ECLI:NL:HR:2011:BQ6110
- Instantie
Hoge Raad (Strafkamer)
- Datum
15-11-2011
- Zaaknummer
10/01853
- Conclusie
Mr. Jörg
- LJN
BQ6110
- Vakgebied(en)
Materieel strafrecht (V)
Strafprocesrecht (V)
- Brondocumenten en formele relaties
ECLI:NL:HR:2011:BQ6110, Uitspraak, Hoge Raad (Strafkamer), 15‑11‑2011; (Cassatie)
Conclusie: ECLI:NL:PHR:2011:BQ6110
ECLI:NL:PHR:2011:BQ6110, Conclusie, Hoge Raad (Advocaat-Generaal), 17‑05‑2011
Arrest Hoge Raad: ECLI:NL:HR:2011:BQ6110
- Vindplaatsen
Uitspraak 15‑11‑2011
Inhoudsindicatie
Noodweer. De vraag of iemand zich aan de aanranding had kunnen en moeten onttrekken is niet in algemene zin te beantwoorden en hangt af van de omstandigheden van het geval (HR LJN BM7508). Zonder nadere motivering die ontbreekt is ’s Hofs oordeel dat de verdachte zich had kunnen en moeten onttrekken aan de aanranding niet begrijpelijk.
15 november 2011
Strafkamer
nr. 10/01853
Hoge Raad der Nederlanden
Arrest
op het beroep in cassatie tegen een arrest van het Gerechtshof te Amsterdam, zitting houdende te Arnhem, van 20 april 2010, nummer 21/002854-09, in de strafzaak tegen:
[Verdachte], geboren te [geboorteplaats] in het jaar 1987, ten tijde van de betekening van de aanzegging uit anderen hoofde gedetineerd in de Penitentiaire Inrichting "Arnhem, locatie De Berg" te Arnhem.
1. Geding in cassatie
Het beroep is ingesteld door de verdachte. Namens deze heeft mr. R.J.M. Oerlemans, advocaat te 's-Hertogenbosch, bij schriftuur een middel van cassatie voorgesteld.

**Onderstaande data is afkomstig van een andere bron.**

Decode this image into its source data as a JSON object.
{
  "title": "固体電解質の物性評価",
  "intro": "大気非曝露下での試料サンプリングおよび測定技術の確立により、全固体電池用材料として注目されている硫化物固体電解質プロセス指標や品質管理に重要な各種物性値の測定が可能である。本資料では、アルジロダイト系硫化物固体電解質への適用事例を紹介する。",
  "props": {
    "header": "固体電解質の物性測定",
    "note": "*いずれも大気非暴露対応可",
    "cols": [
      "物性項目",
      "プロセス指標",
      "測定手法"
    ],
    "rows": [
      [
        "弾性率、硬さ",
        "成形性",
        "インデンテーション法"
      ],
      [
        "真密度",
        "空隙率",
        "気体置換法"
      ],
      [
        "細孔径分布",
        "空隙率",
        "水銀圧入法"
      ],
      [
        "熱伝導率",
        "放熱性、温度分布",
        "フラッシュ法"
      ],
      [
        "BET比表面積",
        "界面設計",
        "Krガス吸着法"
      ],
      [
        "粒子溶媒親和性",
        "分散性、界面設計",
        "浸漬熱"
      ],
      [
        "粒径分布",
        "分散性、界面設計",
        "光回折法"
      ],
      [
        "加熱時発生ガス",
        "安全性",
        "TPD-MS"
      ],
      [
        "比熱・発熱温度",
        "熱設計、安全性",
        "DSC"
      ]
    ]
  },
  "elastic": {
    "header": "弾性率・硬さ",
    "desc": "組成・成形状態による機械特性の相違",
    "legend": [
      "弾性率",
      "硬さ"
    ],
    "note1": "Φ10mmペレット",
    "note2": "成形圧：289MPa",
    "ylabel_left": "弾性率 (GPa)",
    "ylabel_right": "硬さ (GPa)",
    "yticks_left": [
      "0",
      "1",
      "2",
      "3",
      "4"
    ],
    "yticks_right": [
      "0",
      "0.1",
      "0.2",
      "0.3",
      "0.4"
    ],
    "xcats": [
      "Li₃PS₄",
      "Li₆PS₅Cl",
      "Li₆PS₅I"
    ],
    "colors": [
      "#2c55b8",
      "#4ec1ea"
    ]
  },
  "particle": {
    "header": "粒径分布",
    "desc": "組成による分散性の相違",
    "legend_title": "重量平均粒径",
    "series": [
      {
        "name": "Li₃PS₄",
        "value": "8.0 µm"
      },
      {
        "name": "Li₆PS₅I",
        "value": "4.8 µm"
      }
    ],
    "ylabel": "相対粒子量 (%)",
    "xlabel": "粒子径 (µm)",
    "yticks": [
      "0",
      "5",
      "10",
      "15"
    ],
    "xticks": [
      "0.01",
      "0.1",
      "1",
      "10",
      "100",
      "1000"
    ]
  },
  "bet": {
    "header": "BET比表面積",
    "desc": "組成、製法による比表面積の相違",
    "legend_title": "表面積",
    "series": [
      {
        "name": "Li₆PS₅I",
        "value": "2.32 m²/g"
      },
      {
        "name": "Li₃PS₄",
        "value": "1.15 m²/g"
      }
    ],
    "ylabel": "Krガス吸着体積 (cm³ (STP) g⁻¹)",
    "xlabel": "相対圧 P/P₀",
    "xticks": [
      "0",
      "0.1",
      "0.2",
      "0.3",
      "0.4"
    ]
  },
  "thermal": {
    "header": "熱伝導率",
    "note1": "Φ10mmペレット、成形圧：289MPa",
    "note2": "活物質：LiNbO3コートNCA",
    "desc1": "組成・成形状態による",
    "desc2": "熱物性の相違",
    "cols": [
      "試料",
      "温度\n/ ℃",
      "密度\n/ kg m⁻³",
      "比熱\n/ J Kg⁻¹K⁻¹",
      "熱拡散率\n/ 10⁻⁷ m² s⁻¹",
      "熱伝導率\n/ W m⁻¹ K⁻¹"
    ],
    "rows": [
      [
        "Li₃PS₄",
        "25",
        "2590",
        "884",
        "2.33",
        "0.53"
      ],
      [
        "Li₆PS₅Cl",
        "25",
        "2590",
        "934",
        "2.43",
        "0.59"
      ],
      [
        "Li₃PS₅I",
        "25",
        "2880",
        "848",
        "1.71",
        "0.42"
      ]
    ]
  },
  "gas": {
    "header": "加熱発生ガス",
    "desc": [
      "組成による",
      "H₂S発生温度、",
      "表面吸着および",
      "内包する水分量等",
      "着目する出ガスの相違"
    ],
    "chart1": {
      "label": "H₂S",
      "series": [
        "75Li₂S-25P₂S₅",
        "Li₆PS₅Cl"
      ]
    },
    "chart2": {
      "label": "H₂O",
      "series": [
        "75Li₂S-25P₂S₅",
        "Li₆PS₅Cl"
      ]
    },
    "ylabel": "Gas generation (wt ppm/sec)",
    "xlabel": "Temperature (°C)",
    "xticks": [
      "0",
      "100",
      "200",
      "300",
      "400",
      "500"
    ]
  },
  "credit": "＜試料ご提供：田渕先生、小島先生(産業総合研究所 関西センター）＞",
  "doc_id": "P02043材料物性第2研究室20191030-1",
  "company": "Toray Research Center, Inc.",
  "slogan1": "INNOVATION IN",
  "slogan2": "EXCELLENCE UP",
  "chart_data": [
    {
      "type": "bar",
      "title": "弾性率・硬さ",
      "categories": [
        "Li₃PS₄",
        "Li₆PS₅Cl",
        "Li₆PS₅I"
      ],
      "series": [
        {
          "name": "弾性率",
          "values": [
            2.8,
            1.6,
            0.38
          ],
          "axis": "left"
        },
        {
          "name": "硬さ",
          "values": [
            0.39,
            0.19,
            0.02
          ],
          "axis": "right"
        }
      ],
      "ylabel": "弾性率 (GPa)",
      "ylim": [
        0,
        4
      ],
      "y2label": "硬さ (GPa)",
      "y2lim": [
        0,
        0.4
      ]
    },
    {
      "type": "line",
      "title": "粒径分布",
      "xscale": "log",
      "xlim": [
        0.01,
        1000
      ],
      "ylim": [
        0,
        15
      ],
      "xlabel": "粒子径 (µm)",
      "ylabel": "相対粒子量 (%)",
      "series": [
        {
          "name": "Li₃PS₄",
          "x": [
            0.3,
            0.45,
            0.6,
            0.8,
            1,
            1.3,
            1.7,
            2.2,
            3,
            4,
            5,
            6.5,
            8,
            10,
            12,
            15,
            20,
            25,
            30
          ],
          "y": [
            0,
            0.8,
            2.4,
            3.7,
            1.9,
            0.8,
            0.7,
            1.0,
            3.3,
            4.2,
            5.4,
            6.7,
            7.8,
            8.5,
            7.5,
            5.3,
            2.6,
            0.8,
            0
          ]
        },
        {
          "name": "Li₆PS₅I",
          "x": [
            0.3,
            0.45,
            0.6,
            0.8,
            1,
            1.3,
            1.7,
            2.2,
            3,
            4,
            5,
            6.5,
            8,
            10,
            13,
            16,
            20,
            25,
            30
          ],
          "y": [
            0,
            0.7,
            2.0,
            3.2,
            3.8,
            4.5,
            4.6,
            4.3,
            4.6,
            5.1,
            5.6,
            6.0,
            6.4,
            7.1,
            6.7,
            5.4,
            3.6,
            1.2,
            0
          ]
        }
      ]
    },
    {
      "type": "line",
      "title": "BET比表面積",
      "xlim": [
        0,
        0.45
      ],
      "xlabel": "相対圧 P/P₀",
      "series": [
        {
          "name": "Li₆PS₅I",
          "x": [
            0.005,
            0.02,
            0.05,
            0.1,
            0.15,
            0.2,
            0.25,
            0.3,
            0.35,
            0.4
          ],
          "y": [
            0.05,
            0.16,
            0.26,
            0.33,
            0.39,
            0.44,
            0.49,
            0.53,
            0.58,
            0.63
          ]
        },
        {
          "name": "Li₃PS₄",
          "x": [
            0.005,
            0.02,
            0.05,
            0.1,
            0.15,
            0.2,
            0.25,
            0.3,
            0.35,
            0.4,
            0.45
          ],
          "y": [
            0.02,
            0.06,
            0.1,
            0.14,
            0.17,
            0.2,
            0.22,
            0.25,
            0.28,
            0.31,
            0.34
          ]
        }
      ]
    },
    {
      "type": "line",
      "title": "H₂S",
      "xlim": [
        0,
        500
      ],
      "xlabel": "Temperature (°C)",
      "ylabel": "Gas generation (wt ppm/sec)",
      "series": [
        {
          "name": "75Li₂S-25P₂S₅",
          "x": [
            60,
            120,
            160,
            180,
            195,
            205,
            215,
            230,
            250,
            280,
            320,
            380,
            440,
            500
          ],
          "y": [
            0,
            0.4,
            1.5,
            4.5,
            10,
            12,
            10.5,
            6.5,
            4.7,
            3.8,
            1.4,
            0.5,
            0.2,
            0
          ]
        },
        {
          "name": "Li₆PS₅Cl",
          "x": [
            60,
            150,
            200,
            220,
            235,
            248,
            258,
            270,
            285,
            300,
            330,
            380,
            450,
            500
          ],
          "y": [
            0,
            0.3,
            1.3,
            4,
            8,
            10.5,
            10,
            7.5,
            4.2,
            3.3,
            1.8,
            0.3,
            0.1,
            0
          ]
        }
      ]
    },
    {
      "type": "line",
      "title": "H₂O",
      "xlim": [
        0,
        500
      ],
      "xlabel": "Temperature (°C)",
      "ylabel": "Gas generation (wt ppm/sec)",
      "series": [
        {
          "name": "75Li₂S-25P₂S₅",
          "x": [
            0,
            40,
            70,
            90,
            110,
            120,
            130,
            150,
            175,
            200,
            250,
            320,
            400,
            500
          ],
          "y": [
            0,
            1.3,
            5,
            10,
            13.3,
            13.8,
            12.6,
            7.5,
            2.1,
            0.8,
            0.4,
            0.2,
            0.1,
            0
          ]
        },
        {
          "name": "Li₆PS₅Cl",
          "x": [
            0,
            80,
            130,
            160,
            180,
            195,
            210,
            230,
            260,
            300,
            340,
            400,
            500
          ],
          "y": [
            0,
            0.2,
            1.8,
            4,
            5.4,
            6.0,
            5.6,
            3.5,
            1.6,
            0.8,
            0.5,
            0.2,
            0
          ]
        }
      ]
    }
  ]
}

De schriftuur is aan dit arrest gehecht en maakt daarvan deel uit.
De Advocaat-Generaal Jörg heeft geconcludeerd tot vernietiging van het bestreden arrest en terugwijzing van de zaak naar het Gerechtshof te Amsterdam, zitting houdende te Arnhem, teneinde op het bestaande hoger beroep opnieuw te worden berecht en afgedaan.
2. Beoordeling van het middel
2.1. Het middel klaagt over de verwerping door het Hof van het beroep op noodweer.

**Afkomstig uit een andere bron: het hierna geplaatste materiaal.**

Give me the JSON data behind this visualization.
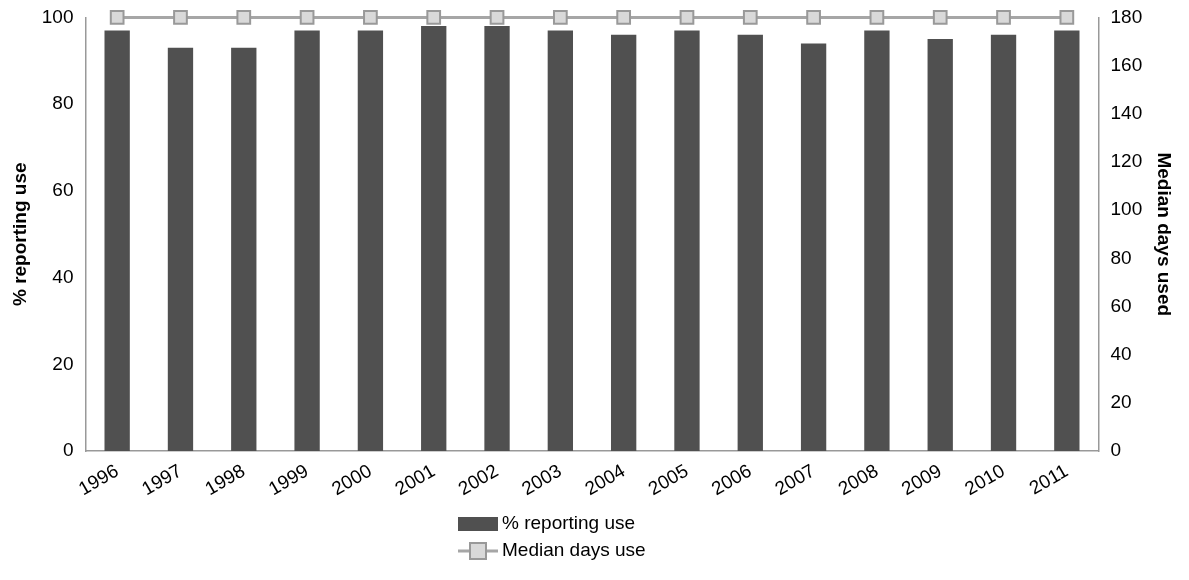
{
  "chart_data": {
    "type": "bar",
    "categories": [
      "1996",
      "1997",
      "1998",
      "1999",
      "2000",
      "2001",
      "2002",
      "2003",
      "2004",
      "2005",
      "2006",
      "2007",
      "2008",
      "2009",
      "2010",
      "2011"
    ],
    "series": [
      {
        "name": "% reporting use",
        "color": "#505050",
        "values": [
          97,
          93,
          93,
          97,
          97,
          98,
          98,
          97,
          96,
          97,
          96,
          94,
          97,
          95,
          96,
          97
        ]
      },
      {
        "name": "Median days use",
        "type": "line",
        "axis": "y2",
        "color": "#a6a6a6",
        "marker": "square",
        "values": [
          180,
          180,
          180,
          180,
          180,
          180,
          180,
          180,
          180,
          180,
          180,
          180,
          180,
          180,
          180,
          180
        ]
      }
    ],
    "ylabel": "% reporting use",
    "y2label": "Median days used",
    "ylim": [
      0,
      100
    ],
    "yticks": [
      0,
      20,
      40,
      60,
      80,
      100
    ],
    "y2lim": [
      0,
      180
    ],
    "y2ticks": [
      0,
      20,
      40,
      60,
      80,
      100,
      120,
      140,
      160,
      180
    ],
    "grid": false,
    "legend": "bottom"
  }
}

2.2. Ten laste van de verdachte is bewezenverklaard dat:
"hij op 09 oktober 2006 te Utrecht met anderen, op de openbare weg, Stationsplein, openlijk in vereniging geweld heeft gepleegd tegen [betrokkene 1] en [betrokkene 2] en [betrokkene 3] en [betrokkene 4], welk geweld bestond uit
- het slaan en/of schoppen tegen het lichaam van [betrokkene 1] en
- het tegen het lichaam van [betrokkene 2] slaan en/of trappen en
- het tegen het lichaam van [betrokkene 3] slaan en/of trappen en
- het tegen het lichaam van [betrokkene 4] slaan."

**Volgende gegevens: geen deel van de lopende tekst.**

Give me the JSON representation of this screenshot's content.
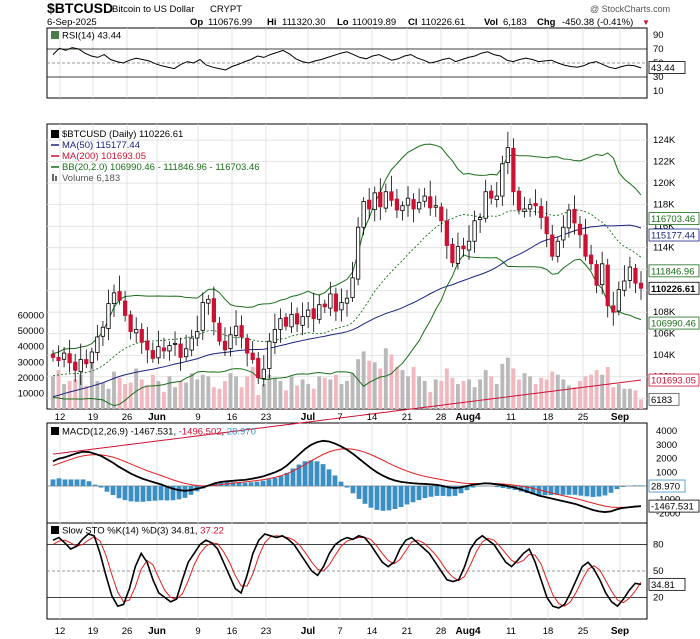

2.3. De bewezenverklaring steunt op de volgende bewijsmiddelen:
a. een proces-verbaal van politie, voor zover inhoudende als verklaring van [betrokkene 4]:
"Op 9 oktober 2006 was ik gebeld door mijn neef [betrokkene 2]. Hij vroeg of ik wilde komen. Ik ging naar Utrecht. Ik had afgesproken met [betrokkene 1] en [betrokkene 3]. [Betrokkene 2] belde mij en zei dat hij zou wachten bij de taxi's. [Betrokkene 1], [betrokkene 3] en ik liepen naar buiten op het taxiplateau. Eenmaal buiten zagen wij [betrokkene 2] op straat liggen. Vier jongens sloegen en trapten [betrokkene 2]. Een jongen sloeg mij vervolgens. Ook [betrokkene 1] werd geslagen. Twee kleine jongens sloegen [betrokkene 3] met de vuisten."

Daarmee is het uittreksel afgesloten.